David Byrne & Fatboy Slim, “Here Lies Love”
By Timothy Gunatilaka
23 April 2010
In one of the unquestionably oddest releases of the year, David Byrne and Fatboy Slim memorialize the notorious First Lady of the Philippines and shoe connoisseur Imelda Marcos (as well as her nanny Estrella Cumpas) with this 22-track concept album. In exploring the life of one of the last century’s most infamous female figures, Byrne and Fatboy Slim have enlisted quite an array of strong women behind the mic, including Sharon Jones, Santigold, Cyndi Lauper, Tori Amos, Florence Welch, Nellie McKay, Natalie Merchant, as well as lone male guest, Steve Earle. In largely writing all lyrics in the first person, Byrne casts his subject as a wannabe disco diva reflecting upon her innocent teen-beauty-queen hopes and doomed dreams for fame, fortune, and power. Throughout the two discs (which also come in a deluxe edition with a DVD of music videos and a 100-page book), it is hard not to think of Andrew Lloyd Webber’s Evita – both in concept and aesthetics. The title track, with Welch (of Florence and the Machine), starts the album with soft-rock flourishes, kitchy cabaret, and Seventies-era strings and horns befitting this twisted take on the Broadway biography.

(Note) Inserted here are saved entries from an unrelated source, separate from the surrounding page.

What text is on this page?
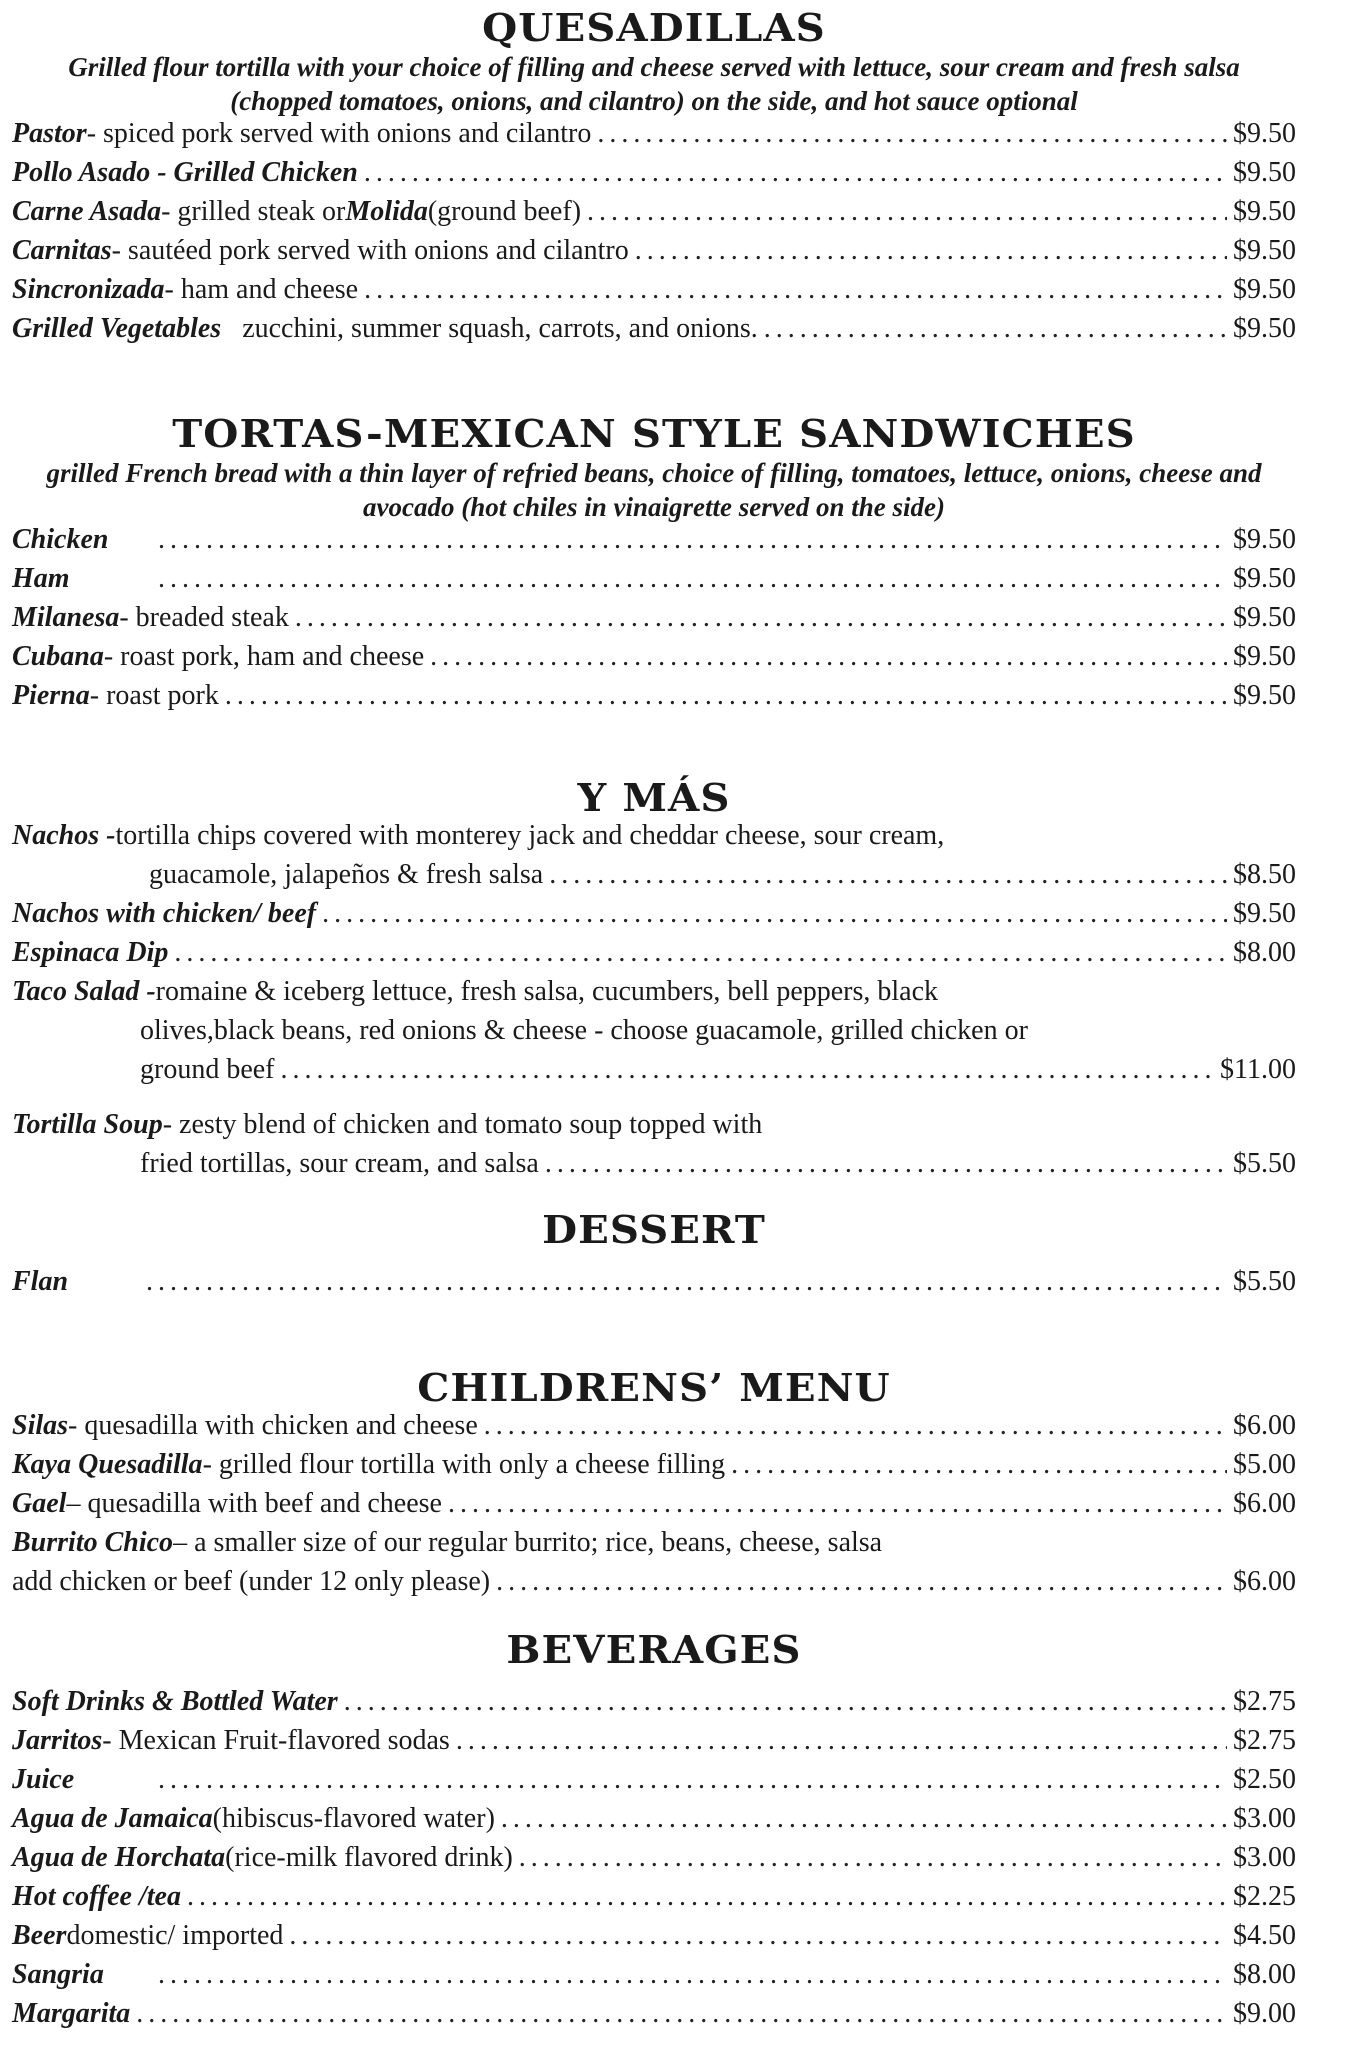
QUESADILLAS

Grilled flour tortilla with your choice of filling and cheese served with lettuce, sour cream and fresh salsa (chopped tomatoes, onions, and cilantro) on the side, and hot sauce optional

Pastor - spiced pork served with onions and cilantro .....	$9.50
Pollo Asado - Grilled Chicken .....	$9.50
Carne Asada - grilled steak or Molida (ground beef) .....	$9.50
Carnitas - sautéed pork served with onions and cilantro .....	$9.50
Sincronizada - ham and cheese .....	$9.50
Grilled Vegetables zucchini, summer squash, carrots, and onions. .....	$9.50
TORTAS-MEXICAN STYLE SANDWICHES

grilled French bread with a thin layer of refried beans, choice of filling, tomatoes, lettuce, onions, cheese and avocado (hot chiles in vinaigrette served on the side)

Chicken .....	$9.50
Ham .....	$9.50
Milanesa - breaded steak .....	$9.50
Cubana - roast pork, ham and cheese .....	$9.50
Pierna - roast pork .....	$9.50
Y MÁS
Nachos - tortilla chips covered with monterey jack and cheddar cheese, sour cream,
guacamole, jalapeños & fresh salsa .....	$8.50
Nachos with chicken/ beef .....	$9.50
Espinaca Dip .....	$8.00
Taco Salad - romaine & iceberg lettuce, fresh salsa, cucumbers, bell peppers, black
olives,black beans, red onions & cheese - choose guacamole, grilled chicken or
ground beef .....	$11.00
Tortilla Soup - zesty blend of chicken and tomato soup topped with
fried tortillas, sour cream, and salsa .....	$5.50
DESSERT
Flan .....	$5.50
CHILDRENS’ MENU
Silas - quesadilla with chicken and cheese .....	$6.00
Kaya Quesadilla - grilled flour tortilla with only a cheese filling .....	$5.00
Gael – quesadilla with beef and cheese .....	$6.00
Burrito Chico – a smaller size of our regular burrito; rice, beans, cheese, salsa
add chicken or beef (under 12 only please) .....	$6.00
BEVERAGES
Soft Drinks & Bottled Water .....	$2.75
Jarritos - Mexican Fruit-flavored sodas .....	$2.75
Juice .....	$2.50
Agua de Jamaica (hibiscus-flavored water) .....	$3.00
Agua de Horchata (rice-milk flavored drink) .....	$3.00
Hot coffee /tea .....	$2.25
Beer domestic/ imported .....	$4.50
Sangria .....	$8.00
Margarita .....	$9.00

On “Dancing Together”, Jones enumerates the paintings of Marcos’ lavish collection, while bass and synths serve up boyount grooves; meanwhile, the names of Gaddafi, Kissinger, and Castro never sounded so sultry as on Santigold’s smoldering work on the single “Please Don’t”. There certainly are some gems on this record beyond the aforementioned — McKay and Lauper on “How Are You?” and “Eleven Days” (which narrates the Marcoses’ whirlwind romance), respectively, stand out. While the ninety-plus minutes of music as a whole may not resonate and cohere as much as a whittled down single-disc version would have, the ambition of this project is still remarkable; but like Mrs. Marcos herself, the spectacle too often trumps the substance.